Je pense que  I believe, un projet au sein du centre d’art Vinzavod, était la première expérience de liturgie spatiale. Ni le sous-sol du bâtiment, ni la quantité ou la qualité des œuvres d’art, ni leur disposition ou la documentation vidéo ne peuvent vous faire réaliser ce que c’était. Pour en avoir une impression globale, cela impliquait nécessairement un processus de préparation avec de longues conversations à propos de la vie, de la religion et de l’art. Et la somme de ces impressions, leur quantité et leur qualité était unique et inoubliable pour chacun des participants et des spectateurs.

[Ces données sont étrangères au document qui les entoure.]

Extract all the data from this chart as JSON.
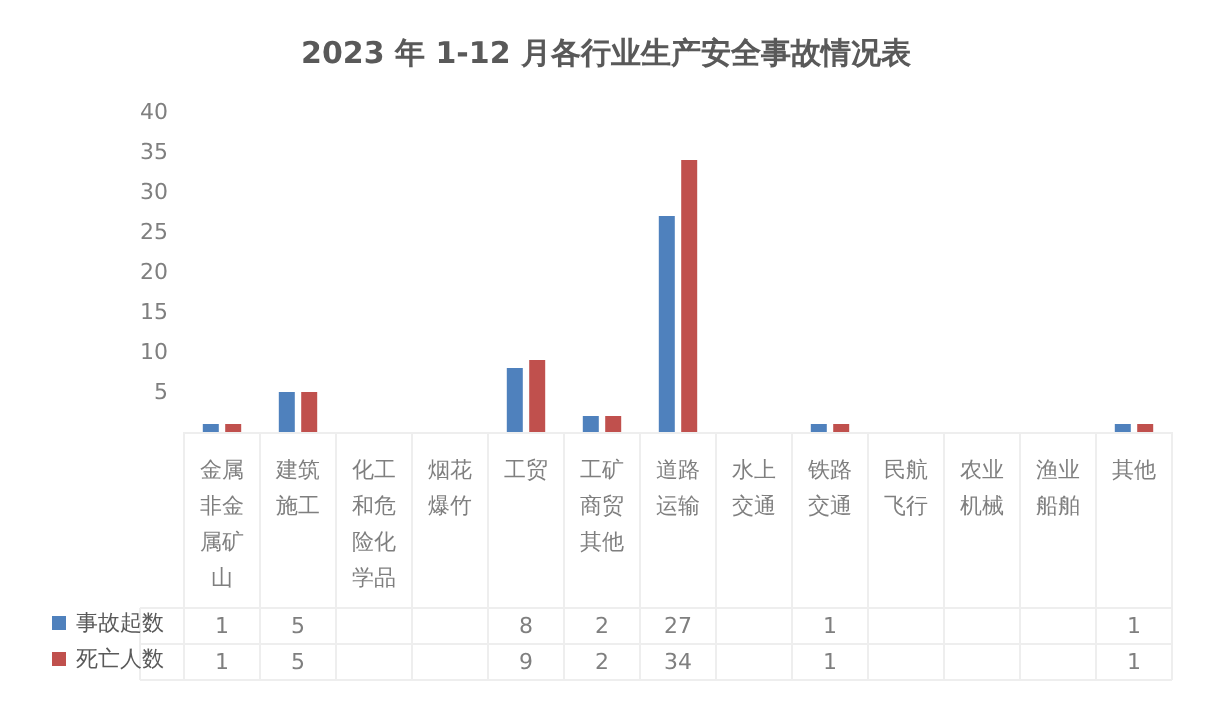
{
  "chart_data": {
    "type": "bar",
    "title": "2023 年 1-12 月各行业生产安全事故情况表",
    "categories": [
      "金属非金属矿山",
      "建筑施工",
      "化工和危险化学品",
      "烟花爆竹",
      "工贸",
      "工矿商贸其他",
      "道路运输",
      "水上交通",
      "铁路交通",
      "民航飞行",
      "农业机械",
      "渔业船舶",
      "其他"
    ],
    "series": [
      {
        "name": "事故起数",
        "color": "#4f81bd",
        "values": [
          1,
          5,
          null,
          null,
          8,
          2,
          27,
          null,
          1,
          null,
          null,
          null,
          1
        ]
      },
      {
        "name": "死亡人数",
        "color": "#c0504d",
        "values": [
          1,
          5,
          null,
          null,
          9,
          2,
          34,
          null,
          1,
          null,
          null,
          null,
          1
        ]
      }
    ],
    "ylim": [
      0,
      40
    ],
    "yticks": [
      {
        "value": 0,
        "label": null
      },
      5,
      10,
      15,
      20,
      25,
      30,
      35,
      40
    ],
    "grid": false,
    "legend": "bottom left",
    "data_labels": true
  }
}
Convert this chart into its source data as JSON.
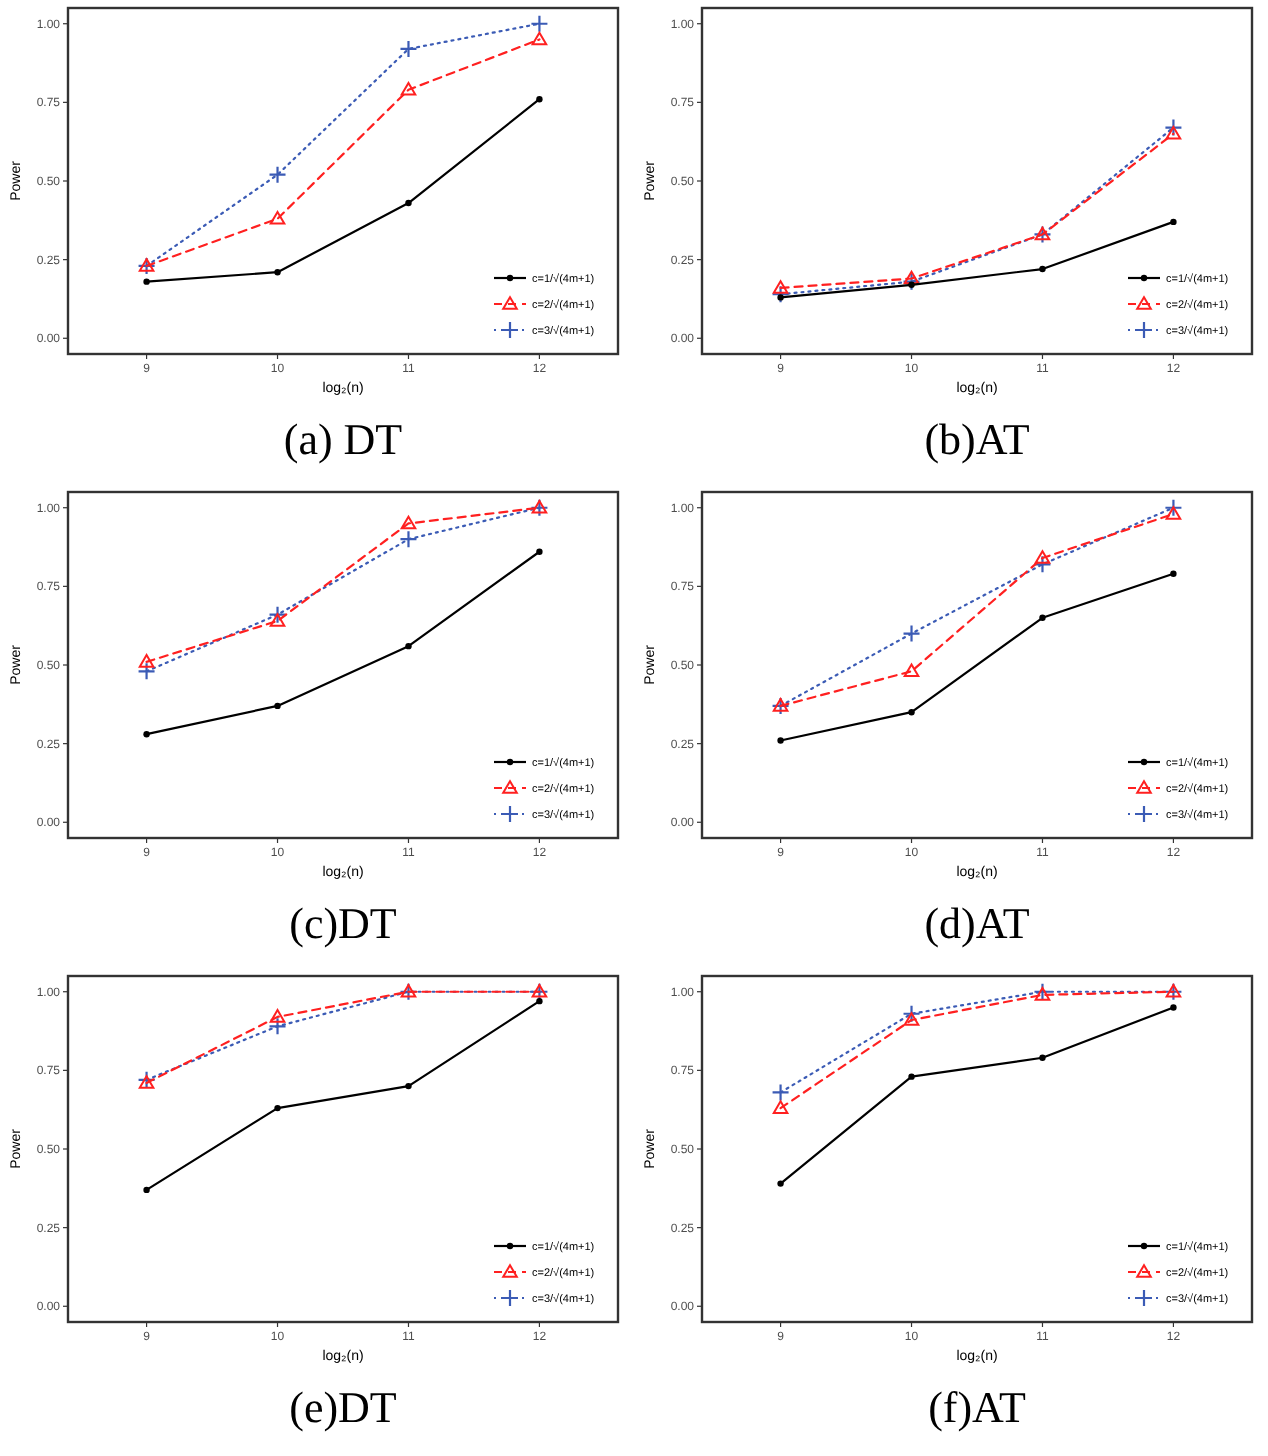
{
  "chart_data": [
    {
      "type": "line",
      "title": "(a) DT",
      "xlabel": "log₂(n)",
      "ylabel": "Power",
      "x": [
        9,
        10,
        11,
        12
      ],
      "xlim": [
        8.4,
        12.6
      ],
      "xticks": [
        9,
        10,
        11,
        12
      ],
      "ylim": [
        -0.05,
        1.05
      ],
      "yticks": [
        {
          "value": 0,
          "label": "0.00"
        },
        {
          "value": 0.25,
          "label": "0.25"
        },
        {
          "value": 0.5,
          "label": "0.50"
        },
        {
          "value": 0.75,
          "label": "0.75"
        },
        {
          "value": 1,
          "label": "1.00"
        }
      ],
      "grid": false,
      "legend": "bottom right",
      "series": [
        {
          "name": "c=1/√(4m+1)",
          "color": "#000000",
          "marker": "circle",
          "line_style": "solid",
          "values": [
            0.18,
            0.21,
            0.43,
            0.76
          ]
        },
        {
          "name": "c=2/√(4m+1)",
          "color": "#ff2020",
          "marker": "triangle",
          "line_style": "dashed",
          "values": [
            0.23,
            0.38,
            0.79,
            0.95
          ]
        },
        {
          "name": "c=3/√(4m+1)",
          "color": "#3b5bb5",
          "marker": "cross",
          "line_style": "dotted",
          "values": [
            0.23,
            0.52,
            0.92,
            1.0
          ]
        }
      ]
    },
    {
      "type": "line",
      "title": "(b)AT",
      "xlabel": "log₂(n)",
      "ylabel": "Power",
      "x": [
        9,
        10,
        11,
        12
      ],
      "xlim": [
        8.4,
        12.6
      ],
      "xticks": [
        9,
        10,
        11,
        12
      ],
      "ylim": [
        -0.05,
        1.05
      ],
      "yticks": [
        {
          "value": 0,
          "label": "0.00"
        },
        {
          "value": 0.25,
          "label": "0.25"
        },
        {
          "value": 0.5,
          "label": "0.50"
        },
        {
          "value": 0.75,
          "label": "0.75"
        },
        {
          "value": 1,
          "label": "1.00"
        }
      ],
      "grid": false,
      "legend": "bottom right",
      "series": [
        {
          "name": "c=1/√(4m+1)",
          "color": "#000000",
          "marker": "circle",
          "line_style": "solid",
          "values": [
            0.13,
            0.17,
            0.22,
            0.37
          ]
        },
        {
          "name": "c=2/√(4m+1)",
          "color": "#ff2020",
          "marker": "triangle",
          "line_style": "dashed",
          "values": [
            0.16,
            0.19,
            0.33,
            0.65
          ]
        },
        {
          "name": "c=3/√(4m+1)",
          "color": "#3b5bb5",
          "marker": "cross",
          "line_style": "dotted",
          "values": [
            0.14,
            0.18,
            0.33,
            0.67
          ]
        }
      ]
    },
    {
      "type": "line",
      "title": "(c)DT",
      "xlabel": "log₂(n)",
      "ylabel": "Power",
      "x": [
        9,
        10,
        11,
        12
      ],
      "xlim": [
        8.4,
        12.6
      ],
      "xticks": [
        9,
        10,
        11,
        12
      ],
      "ylim": [
        -0.05,
        1.05
      ],
      "yticks": [
        {
          "value": 0,
          "label": "0.00"
        },
        {
          "value": 0.25,
          "label": "0.25"
        },
        {
          "value": 0.5,
          "label": "0.50"
        },
        {
          "value": 0.75,
          "label": "0.75"
        },
        {
          "value": 1,
          "label": "1.00"
        }
      ],
      "grid": false,
      "legend": "bottom right",
      "series": [
        {
          "name": "c=1/√(4m+1)",
          "color": "#000000",
          "marker": "circle",
          "line_style": "solid",
          "values": [
            0.28,
            0.37,
            0.56,
            0.86
          ]
        },
        {
          "name": "c=2/√(4m+1)",
          "color": "#ff2020",
          "marker": "triangle",
          "line_style": "dashed",
          "values": [
            0.51,
            0.64,
            0.95,
            1.0
          ]
        },
        {
          "name": "c=3/√(4m+1)",
          "color": "#3b5bb5",
          "marker": "cross",
          "line_style": "dotted",
          "values": [
            0.48,
            0.66,
            0.9,
            1.0
          ]
        }
      ]
    },
    {
      "type": "line",
      "title": "(d)AT",
      "xlabel": "log₂(n)",
      "ylabel": "Power",
      "x": [
        9,
        10,
        11,
        12
      ],
      "xlim": [
        8.4,
        12.6
      ],
      "xticks": [
        9,
        10,
        11,
        12
      ],
      "ylim": [
        -0.05,
        1.05
      ],
      "yticks": [
        {
          "value": 0,
          "label": "0.00"
        },
        {
          "value": 0.25,
          "label": "0.25"
        },
        {
          "value": 0.5,
          "label": "0.50"
        },
        {
          "value": 0.75,
          "label": "0.75"
        },
        {
          "value": 1,
          "label": "1.00"
        }
      ],
      "grid": false,
      "legend": "bottom right",
      "series": [
        {
          "name": "c=1/√(4m+1)",
          "color": "#000000",
          "marker": "circle",
          "line_style": "solid",
          "values": [
            0.26,
            0.35,
            0.65,
            0.79
          ]
        },
        {
          "name": "c=2/√(4m+1)",
          "color": "#ff2020",
          "marker": "triangle",
          "line_style": "dashed",
          "values": [
            0.37,
            0.48,
            0.84,
            0.98
          ]
        },
        {
          "name": "c=3/√(4m+1)",
          "color": "#3b5bb5",
          "marker": "cross",
          "line_style": "dotted",
          "values": [
            0.37,
            0.6,
            0.82,
            1.0
          ]
        }
      ]
    },
    {
      "type": "line",
      "title": "(e)DT",
      "xlabel": "log₂(n)",
      "ylabel": "Power",
      "x": [
        9,
        10,
        11,
        12
      ],
      "xlim": [
        8.4,
        12.6
      ],
      "xticks": [
        9,
        10,
        11,
        12
      ],
      "ylim": [
        -0.05,
        1.05
      ],
      "yticks": [
        {
          "value": 0,
          "label": "0.00"
        },
        {
          "value": 0.25,
          "label": "0.25"
        },
        {
          "value": 0.5,
          "label": "0.50"
        },
        {
          "value": 0.75,
          "label": "0.75"
        },
        {
          "value": 1,
          "label": "1.00"
        }
      ],
      "grid": false,
      "legend": "bottom right",
      "series": [
        {
          "name": "c=1/√(4m+1)",
          "color": "#000000",
          "marker": "circle",
          "line_style": "solid",
          "values": [
            0.37,
            0.63,
            0.7,
            0.97
          ]
        },
        {
          "name": "c=2/√(4m+1)",
          "color": "#ff2020",
          "marker": "triangle",
          "line_style": "dashed",
          "values": [
            0.71,
            0.92,
            1.0,
            1.0
          ]
        },
        {
          "name": "c=3/√(4m+1)",
          "color": "#3b5bb5",
          "marker": "cross",
          "line_style": "dotted",
          "values": [
            0.72,
            0.89,
            1.0,
            1.0
          ]
        }
      ]
    },
    {
      "type": "line",
      "title": "(f)AT",
      "xlabel": "log₂(n)",
      "ylabel": "Power",
      "x": [
        9,
        10,
        11,
        12
      ],
      "xlim": [
        8.4,
        12.6
      ],
      "xticks": [
        9,
        10,
        11,
        12
      ],
      "ylim": [
        -0.05,
        1.05
      ],
      "yticks": [
        {
          "value": 0,
          "label": "0.00"
        },
        {
          "value": 0.25,
          "label": "0.25"
        },
        {
          "value": 0.5,
          "label": "0.50"
        },
        {
          "value": 0.75,
          "label": "0.75"
        },
        {
          "value": 1,
          "label": "1.00"
        }
      ],
      "grid": false,
      "legend": "bottom right",
      "series": [
        {
          "name": "c=1/√(4m+1)",
          "color": "#000000",
          "marker": "circle",
          "line_style": "solid",
          "values": [
            0.39,
            0.73,
            0.79,
            0.95
          ]
        },
        {
          "name": "c=2/√(4m+1)",
          "color": "#ff2020",
          "marker": "triangle",
          "line_style": "dashed",
          "values": [
            0.63,
            0.91,
            0.99,
            1.0
          ]
        },
        {
          "name": "c=3/√(4m+1)",
          "color": "#3b5bb5",
          "marker": "cross",
          "line_style": "dotted",
          "values": [
            0.68,
            0.93,
            1.0,
            1.0
          ]
        }
      ]
    }
  ]
}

Rétrospectivement, on peut également considérer mes projets tels que Barrack ou On Transparency comme une expérience de liturgie spatiale, où non seulement les objets d’arts mais également le lieu de l’événement et ses vibrations ont déterminé tant l’attitude que l’expérience totale des « spectateurs ».
Les Vêpres de la Vierge,  de Monteverdi, au Théâtre du Châtelet en Janvier 2009 sera un événement de la plus haute importance dans le développement de la liturgie spatiale en tant que genre, bien entendu. C’est précisément là qu’il sera possible de tester tout l’arsenal des méthodes contemporaines utilisées dans la manipulation de l’espace avec les espaces de « culte » et de « temples », c’est-à-dire l’espace sacré, selon les deux significations du terme évoquées ci-dessus.
L’espace liturgique est possible dans tout espace. N’importe quel lieu, que ce soit une église, des pièces du sous-sol de Vinzavod ou un « barrack » construit à l’aide de peintures, contient un potentiel de sacré qui n’a pas encore été épuisé. N’importe quel espace peut devenir un espace de temple ou de culte, faisant de nous une de ses parties, changeant chaque seconde et changeant notre mentalité.
La liturgie spatiale est un rite et mystère esthétique, qui, grâce à une série successive d’émotions, brise la solitude d’une personne, l’emplit de confiance en l’espace qui l’entoure et affermit sa capacité de réveiller en lui-même la foi en l’intelligence de l’Etre, qui est actuellement très faible.